Who killed John Edward Garner, found floating in the Caribbean?
Norwegian Heidi Hukkelaas is 'person of interest' as St Vincent police investigate Briton's death
IT WAS a scene straight out of a Hollywood thriller: the body of an Englishman is found floating in the Caribbean Sea, 15 miles off the island of St Vincent, close by his burning yacht. He has severe lacerations to the face and legs. There is no other sign of human life.
The woman who found him on Wednesday this week, Kay Wilson, owner of a watersports company on the island, went to the scene after seeing smoke on the horizon and deciding to investigate.
"There was a lot of debris in the water," she said, which she felt pointed to there having been an explosion. He was "free-floating" in the water, close by a still burning life raft.
By the time the police arrived, the 49ft ocean-going Asante, registered in Gibraltar, had sunk beneath the waves. But officers were able to recover a waterproof grab-bag containing the man's passport and personal documents identifying him as John Edward Garner, 53.
At which point the mystery deepened – because Garner was holidaying with his Norwegian wife/partner (the exact nature of their relationship is not yet clear) called Heidi Hukkelaas. According to the Jamaica Observer, they had arrived from Norway by air on 19 January and had papers allowing them to stay until 19 April.
Where is Miss Hukkelaas? It's a mystery. Friends of the couple have told police that she left St Vincent on Monday to return home to look after her children. Apparently, she normally left first at the end of the couple's Caribbean holidays.
But there is no record of her leaving the island by air or sea.
So the question is – picking up the Hollywood movie theme – was this a crime? Is it perhaps a version of Dead Calm, in which the young Nicole Kidman and Sam Neill are attacked by a spooky Billy Zane, who creeps aboard their yacht, intent on slaughter?
Or was it an accident? Like Open Water, the one where Daniel Travis and Blanchard Ryan play the couple accidentally left behind by a diving party, forced to fight for their lives in shark-infested waters? After watching her husband die, she chooses to drown herself rather than go the same way.
St Vincent's police chief, Michael Charles, is clear – he suspects foul play. And until he can establish the whereabouts of Garner's partner, she is a suspect.
"Miss Hukkelaas is a person of interest and as with every murder investigation we have to look at everyone and everything and will leave no stones unturned," the Daily Mail quotes him as saying.
If Garner is the victim of theft and/or murder by a stranger, then there is a recent precedent.
It is just two months since another Englishman, 62-year-old retired management consultant Roger Pratt, was murdered when thieves attacked his yacht, moored off the island of St Lucia, 50 miles north of St Vincent.
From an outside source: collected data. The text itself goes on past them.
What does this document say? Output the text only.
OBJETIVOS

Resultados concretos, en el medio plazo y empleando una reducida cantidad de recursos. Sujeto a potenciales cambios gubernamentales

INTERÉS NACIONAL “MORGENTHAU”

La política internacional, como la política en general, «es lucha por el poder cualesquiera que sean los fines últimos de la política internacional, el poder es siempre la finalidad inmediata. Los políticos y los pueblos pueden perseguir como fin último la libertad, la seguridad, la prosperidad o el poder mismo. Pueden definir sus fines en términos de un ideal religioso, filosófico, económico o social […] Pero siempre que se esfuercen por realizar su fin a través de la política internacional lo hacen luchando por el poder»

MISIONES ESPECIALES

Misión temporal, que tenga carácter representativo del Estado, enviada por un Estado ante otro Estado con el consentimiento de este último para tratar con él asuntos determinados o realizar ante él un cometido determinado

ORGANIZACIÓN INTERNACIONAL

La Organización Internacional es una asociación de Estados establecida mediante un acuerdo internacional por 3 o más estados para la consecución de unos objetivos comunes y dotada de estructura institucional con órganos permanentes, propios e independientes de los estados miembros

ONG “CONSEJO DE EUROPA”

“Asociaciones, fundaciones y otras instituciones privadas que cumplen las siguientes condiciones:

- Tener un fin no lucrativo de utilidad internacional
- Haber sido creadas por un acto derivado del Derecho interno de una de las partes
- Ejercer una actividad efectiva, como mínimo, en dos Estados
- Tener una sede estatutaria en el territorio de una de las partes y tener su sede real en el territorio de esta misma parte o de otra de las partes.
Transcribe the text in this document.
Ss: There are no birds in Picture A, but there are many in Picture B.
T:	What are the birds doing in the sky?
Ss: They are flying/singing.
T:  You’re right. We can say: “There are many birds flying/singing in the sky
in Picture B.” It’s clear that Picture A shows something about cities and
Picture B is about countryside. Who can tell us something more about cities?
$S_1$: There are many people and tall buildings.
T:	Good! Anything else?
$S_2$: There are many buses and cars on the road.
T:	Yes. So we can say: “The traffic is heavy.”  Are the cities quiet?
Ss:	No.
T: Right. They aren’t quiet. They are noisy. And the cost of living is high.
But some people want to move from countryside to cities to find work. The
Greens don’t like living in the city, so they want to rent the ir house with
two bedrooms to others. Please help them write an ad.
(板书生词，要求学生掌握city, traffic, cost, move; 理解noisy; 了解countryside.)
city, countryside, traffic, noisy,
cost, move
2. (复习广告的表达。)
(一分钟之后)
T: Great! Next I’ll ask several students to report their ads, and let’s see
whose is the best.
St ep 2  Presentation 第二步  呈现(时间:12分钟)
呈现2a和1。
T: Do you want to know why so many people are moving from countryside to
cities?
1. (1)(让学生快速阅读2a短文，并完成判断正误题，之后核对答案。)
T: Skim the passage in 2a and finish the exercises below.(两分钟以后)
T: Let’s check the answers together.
Four men are charged with killing Pratt and injuring his wife Margaret and await trial.
But friends of Garner have told the press that he was a former physical trainer of British special forces – a man who could look after himself.
Garner's daughter, Elisabeth Wilson,approached by the Mail, believes there may be an innocent explanation. "It was lunchtime," she said. "I think he may have gone to the galley to make himself something to eat and the lacerations on his face and legs lead me to believe he was bending over a gas canister.
"If someone had killed him on board, he wouldn't have been able to try and deploy his life raft."
Until Ms Hukkelaas is found, the speculation will continue.